The math underlying any such decision is straightforward: Why pay $4,000 to rent the average one-bedroom apartment in NYC when you can pay the same monthly amount to own a $650,000 home in a New Jersey community that has direct and relatively quick train service into Manhattan (when a hybrid worker might need it). Throw in modestly lower taxes, decent schools and cheaper child care, added public safety, and various conveniences, and it’s a pretty easy call for many New Yorkers who can afford to make such a move. As the National Association of Realtors just concluded, New York City residents really are headed toward the exits, “and their top destinations ensure a cheaper life”:
New Mamdani tax, housing, child care, and other policies adding to these already-high pressures are sure to hasten the exodus.
Summing It All Up
Wealthy elites often have specialized needs—access to capital markets and clients, proximity to their businesses, cultural and social networks—that New York City uniquely provides, and higher costs usually won’t offset these advantages. But cities don’t run on billionaires alone. They run on the accumulated contributions of all residents, including hundreds of thousands of HENRY professionals who work in New York’s knowledge industries, patronize its businesses, pay substantial taxes, and do it all without government help or the perks that only the ultrarich can afford. For these folks, living costs matter, and—thanks to remote work—they’re increasingly willing to leave when life gets too expensive or uncomfortable, taking their tax dollars with them. (And, if recent news out of Connecticut is correct, the exodus may have already begun.)

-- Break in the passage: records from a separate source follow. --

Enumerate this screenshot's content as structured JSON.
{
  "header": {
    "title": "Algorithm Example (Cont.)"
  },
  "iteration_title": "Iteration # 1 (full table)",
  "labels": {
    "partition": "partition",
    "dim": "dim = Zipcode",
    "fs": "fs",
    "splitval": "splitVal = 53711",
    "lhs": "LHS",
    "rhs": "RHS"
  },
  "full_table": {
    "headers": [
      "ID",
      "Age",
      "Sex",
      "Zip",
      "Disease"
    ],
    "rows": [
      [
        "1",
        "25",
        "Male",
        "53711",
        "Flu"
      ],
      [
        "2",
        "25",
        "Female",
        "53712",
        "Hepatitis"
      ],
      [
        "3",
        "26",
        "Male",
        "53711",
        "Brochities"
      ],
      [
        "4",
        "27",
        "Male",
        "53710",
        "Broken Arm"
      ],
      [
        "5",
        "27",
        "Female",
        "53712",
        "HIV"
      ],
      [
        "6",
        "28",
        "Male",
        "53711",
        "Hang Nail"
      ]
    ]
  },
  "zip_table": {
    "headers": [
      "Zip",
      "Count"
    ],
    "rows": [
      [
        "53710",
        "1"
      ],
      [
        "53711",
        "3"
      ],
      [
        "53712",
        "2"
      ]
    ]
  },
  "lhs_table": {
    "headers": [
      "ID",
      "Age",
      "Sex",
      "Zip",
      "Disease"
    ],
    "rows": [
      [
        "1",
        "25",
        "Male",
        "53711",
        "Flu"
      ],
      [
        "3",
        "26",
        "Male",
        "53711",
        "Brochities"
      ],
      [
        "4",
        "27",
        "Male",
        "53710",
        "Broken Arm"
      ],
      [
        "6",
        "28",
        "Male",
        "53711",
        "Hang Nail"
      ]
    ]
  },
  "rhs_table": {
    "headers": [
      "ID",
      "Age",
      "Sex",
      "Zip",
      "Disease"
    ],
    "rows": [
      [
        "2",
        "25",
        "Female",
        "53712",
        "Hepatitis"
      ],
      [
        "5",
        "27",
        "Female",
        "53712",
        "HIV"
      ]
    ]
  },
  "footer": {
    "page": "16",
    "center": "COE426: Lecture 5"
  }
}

The silver lining, if there is one, is that, by eroding New York City’s tax base, HENRY departures would make Mamdani’s budget-challenged plans even more challenging. As the Stanford researchers note, the loss of high-earning employees has “potent fiscal consequences for states and localities,” with migration from high- to low-cost states significantly reducing income tax collections in the former (and overall) between 2020 and 2023. Other studies, meanwhile, show that outmigration from New York—driven mainly by NYC departures—has reduced taxable incomes there by tens of billions of dollars. Lower tax revenues would mean less money available for the social programs Mamdani wants to implement. Lose enough HENRYs, and the math stops working altogether.
Ironically, it might be this flight risk that prevents many of Mamdani’s policies from being implemented in the first place. That’s another benefit of people voting with their feet— and of remote work helping them do it.
*And, before you ask: Despite all the return-to-office talk, the latest data for November 2025 show work-from-home rates to be stable, with only a small drop this year and particular strength in finance, IT, and professional services.